Benefiting from the function symmetric behavior $f(x,y)=f(y,x)$, the inequality holds for the special case min/max accord at $x=y$. Thus, re-define: $$ \begin{align} &f(x)=\frac{10^7}{9193531}-\frac{2x^{2}}{\left(x^{11}+1\right)^2}-\frac{x^{40}}{\left(x^{22}+1\right)^2} \\ &\qquad=\color{blue}{\frac{10^7}{9193531}-\frac{2x^{2}+4x^{24}+x^{40}+2x^{46}+2x^{51}+x^{62}}{1+2x^{11}+3x^{22}+4x^{33}+3x^{44}+2x^{55}+x^{66}}} \end{align} $$ And the question now turns to be about $\,{\small f(x)}\,$ roots for $\,{\small x\gt0}\,$.
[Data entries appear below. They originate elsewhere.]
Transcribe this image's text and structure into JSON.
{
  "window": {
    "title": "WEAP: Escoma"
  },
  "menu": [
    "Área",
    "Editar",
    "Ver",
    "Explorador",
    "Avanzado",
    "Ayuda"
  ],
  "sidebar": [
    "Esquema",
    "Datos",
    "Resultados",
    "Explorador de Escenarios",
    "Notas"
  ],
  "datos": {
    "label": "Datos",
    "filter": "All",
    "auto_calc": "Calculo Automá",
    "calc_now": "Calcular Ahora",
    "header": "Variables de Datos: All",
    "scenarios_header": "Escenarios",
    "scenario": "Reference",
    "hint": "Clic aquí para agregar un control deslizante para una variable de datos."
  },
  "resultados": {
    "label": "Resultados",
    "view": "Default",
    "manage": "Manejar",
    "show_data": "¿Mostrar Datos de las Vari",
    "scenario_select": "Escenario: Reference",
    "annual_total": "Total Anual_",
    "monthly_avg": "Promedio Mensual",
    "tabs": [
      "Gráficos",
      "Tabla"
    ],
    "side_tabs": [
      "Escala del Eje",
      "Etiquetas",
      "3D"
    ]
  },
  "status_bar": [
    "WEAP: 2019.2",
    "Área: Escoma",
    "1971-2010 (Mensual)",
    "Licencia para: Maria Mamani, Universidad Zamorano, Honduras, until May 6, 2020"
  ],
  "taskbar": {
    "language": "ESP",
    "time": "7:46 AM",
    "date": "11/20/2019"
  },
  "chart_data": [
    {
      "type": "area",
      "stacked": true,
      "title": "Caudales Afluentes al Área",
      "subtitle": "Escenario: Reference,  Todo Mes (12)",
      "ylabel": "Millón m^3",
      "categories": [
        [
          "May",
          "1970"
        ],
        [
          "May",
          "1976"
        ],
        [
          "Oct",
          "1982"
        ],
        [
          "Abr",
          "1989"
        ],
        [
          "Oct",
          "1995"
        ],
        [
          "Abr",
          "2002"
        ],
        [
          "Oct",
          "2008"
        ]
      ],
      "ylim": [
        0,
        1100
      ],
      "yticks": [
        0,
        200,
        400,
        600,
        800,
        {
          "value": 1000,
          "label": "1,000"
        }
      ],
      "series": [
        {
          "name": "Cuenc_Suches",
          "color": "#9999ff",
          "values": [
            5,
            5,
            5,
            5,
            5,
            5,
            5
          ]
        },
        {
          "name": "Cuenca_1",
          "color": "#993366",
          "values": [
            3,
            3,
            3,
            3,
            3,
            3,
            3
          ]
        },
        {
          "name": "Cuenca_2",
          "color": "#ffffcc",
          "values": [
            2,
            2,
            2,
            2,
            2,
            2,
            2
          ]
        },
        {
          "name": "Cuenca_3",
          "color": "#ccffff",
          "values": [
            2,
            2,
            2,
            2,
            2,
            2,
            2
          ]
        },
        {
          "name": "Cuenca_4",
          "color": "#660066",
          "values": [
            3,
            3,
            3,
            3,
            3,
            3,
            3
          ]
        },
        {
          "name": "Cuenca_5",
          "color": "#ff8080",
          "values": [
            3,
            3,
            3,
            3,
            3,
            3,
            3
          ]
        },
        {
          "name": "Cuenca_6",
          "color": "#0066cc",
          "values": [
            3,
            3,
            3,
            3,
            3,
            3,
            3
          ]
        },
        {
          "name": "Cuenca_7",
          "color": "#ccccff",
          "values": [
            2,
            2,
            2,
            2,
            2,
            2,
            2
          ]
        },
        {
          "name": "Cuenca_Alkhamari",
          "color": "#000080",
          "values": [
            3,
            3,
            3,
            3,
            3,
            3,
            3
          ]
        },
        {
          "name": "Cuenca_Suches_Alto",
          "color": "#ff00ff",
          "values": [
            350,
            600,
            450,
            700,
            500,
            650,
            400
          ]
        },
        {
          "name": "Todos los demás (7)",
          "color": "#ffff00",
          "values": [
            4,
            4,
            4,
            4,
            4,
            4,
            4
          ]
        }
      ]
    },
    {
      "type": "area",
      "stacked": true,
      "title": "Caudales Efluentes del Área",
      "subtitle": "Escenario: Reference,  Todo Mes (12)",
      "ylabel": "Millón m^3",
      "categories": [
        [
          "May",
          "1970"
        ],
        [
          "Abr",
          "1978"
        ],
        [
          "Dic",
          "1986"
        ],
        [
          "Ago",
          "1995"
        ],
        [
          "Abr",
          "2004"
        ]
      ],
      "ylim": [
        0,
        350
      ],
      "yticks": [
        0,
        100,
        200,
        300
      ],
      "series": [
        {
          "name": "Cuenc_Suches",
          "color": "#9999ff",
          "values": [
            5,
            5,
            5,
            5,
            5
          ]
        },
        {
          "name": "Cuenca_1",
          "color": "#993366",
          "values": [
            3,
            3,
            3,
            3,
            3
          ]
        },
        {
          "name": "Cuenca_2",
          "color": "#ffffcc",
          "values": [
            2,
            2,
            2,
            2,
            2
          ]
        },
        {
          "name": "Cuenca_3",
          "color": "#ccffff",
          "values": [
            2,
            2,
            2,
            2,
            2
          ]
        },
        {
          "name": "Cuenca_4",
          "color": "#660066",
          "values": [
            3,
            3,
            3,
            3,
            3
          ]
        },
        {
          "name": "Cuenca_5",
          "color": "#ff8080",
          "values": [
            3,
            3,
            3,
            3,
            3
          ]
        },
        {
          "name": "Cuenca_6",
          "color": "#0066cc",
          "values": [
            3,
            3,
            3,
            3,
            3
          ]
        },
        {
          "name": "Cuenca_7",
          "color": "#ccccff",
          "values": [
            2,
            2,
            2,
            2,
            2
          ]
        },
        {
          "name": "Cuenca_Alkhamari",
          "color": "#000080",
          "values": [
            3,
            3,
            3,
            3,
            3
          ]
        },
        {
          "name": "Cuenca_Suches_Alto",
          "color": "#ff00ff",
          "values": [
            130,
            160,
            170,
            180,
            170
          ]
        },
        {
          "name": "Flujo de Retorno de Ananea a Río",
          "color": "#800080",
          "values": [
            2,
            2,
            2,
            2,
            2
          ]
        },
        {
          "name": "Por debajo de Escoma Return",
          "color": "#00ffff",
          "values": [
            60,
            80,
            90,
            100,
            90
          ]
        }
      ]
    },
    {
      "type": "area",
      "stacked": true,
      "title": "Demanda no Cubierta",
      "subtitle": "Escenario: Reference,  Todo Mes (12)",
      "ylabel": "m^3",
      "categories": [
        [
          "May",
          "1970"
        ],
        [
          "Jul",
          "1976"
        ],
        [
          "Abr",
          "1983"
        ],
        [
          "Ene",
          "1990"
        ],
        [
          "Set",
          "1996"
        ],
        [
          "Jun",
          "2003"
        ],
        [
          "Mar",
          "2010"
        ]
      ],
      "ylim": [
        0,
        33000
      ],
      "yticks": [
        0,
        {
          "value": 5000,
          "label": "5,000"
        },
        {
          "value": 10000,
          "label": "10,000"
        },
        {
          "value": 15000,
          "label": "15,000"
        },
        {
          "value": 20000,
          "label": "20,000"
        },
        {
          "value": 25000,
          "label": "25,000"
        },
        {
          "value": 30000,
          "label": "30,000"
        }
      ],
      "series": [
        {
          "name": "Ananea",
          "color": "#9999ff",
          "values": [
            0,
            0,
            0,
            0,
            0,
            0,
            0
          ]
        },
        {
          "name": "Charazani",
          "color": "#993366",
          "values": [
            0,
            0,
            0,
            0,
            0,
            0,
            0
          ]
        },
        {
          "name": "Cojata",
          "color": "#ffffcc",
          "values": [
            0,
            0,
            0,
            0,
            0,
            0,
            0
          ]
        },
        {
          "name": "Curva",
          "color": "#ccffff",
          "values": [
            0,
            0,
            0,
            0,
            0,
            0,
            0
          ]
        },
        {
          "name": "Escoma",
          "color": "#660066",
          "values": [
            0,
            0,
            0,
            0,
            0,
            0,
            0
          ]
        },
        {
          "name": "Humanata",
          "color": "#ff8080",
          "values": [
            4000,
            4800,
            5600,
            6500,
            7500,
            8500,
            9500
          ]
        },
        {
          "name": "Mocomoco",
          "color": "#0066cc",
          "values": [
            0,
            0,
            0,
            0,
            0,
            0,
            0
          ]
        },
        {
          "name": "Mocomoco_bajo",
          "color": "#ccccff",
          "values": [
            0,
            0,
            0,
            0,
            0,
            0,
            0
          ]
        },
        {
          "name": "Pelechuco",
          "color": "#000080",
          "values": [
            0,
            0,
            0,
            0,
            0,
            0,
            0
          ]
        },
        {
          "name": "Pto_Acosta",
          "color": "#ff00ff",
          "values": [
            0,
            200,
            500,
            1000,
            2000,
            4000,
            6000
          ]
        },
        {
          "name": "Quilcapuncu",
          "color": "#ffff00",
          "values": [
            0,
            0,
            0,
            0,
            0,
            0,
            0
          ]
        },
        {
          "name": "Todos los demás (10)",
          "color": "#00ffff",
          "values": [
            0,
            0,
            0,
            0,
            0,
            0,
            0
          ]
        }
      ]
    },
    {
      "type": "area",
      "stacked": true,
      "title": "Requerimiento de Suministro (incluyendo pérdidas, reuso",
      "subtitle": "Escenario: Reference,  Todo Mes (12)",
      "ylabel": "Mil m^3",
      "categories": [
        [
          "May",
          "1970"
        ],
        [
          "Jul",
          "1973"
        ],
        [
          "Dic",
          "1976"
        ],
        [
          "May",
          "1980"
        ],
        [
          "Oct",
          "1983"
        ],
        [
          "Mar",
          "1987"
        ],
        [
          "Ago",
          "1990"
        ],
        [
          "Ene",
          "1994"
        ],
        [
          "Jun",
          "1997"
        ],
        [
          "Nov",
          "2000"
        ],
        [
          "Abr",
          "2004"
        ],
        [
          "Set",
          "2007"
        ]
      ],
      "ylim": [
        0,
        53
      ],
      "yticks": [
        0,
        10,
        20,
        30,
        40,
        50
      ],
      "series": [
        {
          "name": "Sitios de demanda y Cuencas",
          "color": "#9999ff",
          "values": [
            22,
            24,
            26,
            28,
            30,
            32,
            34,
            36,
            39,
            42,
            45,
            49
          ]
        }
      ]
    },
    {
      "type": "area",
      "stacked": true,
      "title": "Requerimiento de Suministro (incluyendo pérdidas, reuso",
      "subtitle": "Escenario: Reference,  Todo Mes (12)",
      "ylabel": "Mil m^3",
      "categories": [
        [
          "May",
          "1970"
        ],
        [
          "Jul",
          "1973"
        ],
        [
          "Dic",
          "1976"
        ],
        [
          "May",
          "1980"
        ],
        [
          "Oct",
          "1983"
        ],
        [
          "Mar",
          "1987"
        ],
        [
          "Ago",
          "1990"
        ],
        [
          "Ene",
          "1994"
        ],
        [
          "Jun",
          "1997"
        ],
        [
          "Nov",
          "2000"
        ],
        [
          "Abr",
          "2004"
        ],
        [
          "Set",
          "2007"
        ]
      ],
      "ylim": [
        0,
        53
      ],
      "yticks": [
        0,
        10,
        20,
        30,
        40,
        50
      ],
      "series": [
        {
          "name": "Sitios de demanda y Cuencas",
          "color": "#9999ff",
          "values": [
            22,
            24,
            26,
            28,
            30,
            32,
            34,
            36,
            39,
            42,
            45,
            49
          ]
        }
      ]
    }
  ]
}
Putting $\,{\small f(x)=0}\,$ and simplifying, gives the equivalent polynomial: $$ \begin{align} p(x)=\,&\,\color{red}{{10^7}\left({1+2x^{11}+3x^{22}+4x^{33}+3x^{44}+2x^{55}+x^{66}}\right)} \\ &\,\color{red}{-{9193531}\left(2x^{2}+4x^{24}+x^{40}+2x^{46}+2x^{51}+x^{62}\right)} \end{align} $$ Because the polynomial degree is high, and to determine if $\,{\small p(x)}\,$ has any $\,{\color{red}{\small\text{real root}}}\,$ for $\,{\small x\gt0}\,$, it is enough to use Sturm theorem to compare number of roots inside the two regions $\,{\small [-1,0]}\,$ and $\,{\small [-1,\infty)}\,$, which should result in only $\,{\color{red}{\small\text{ONE}}}\,$ root in both, hence $\,{\small p(x)\ne0\,\,\colon\,x\in(0,\infty)}\,$.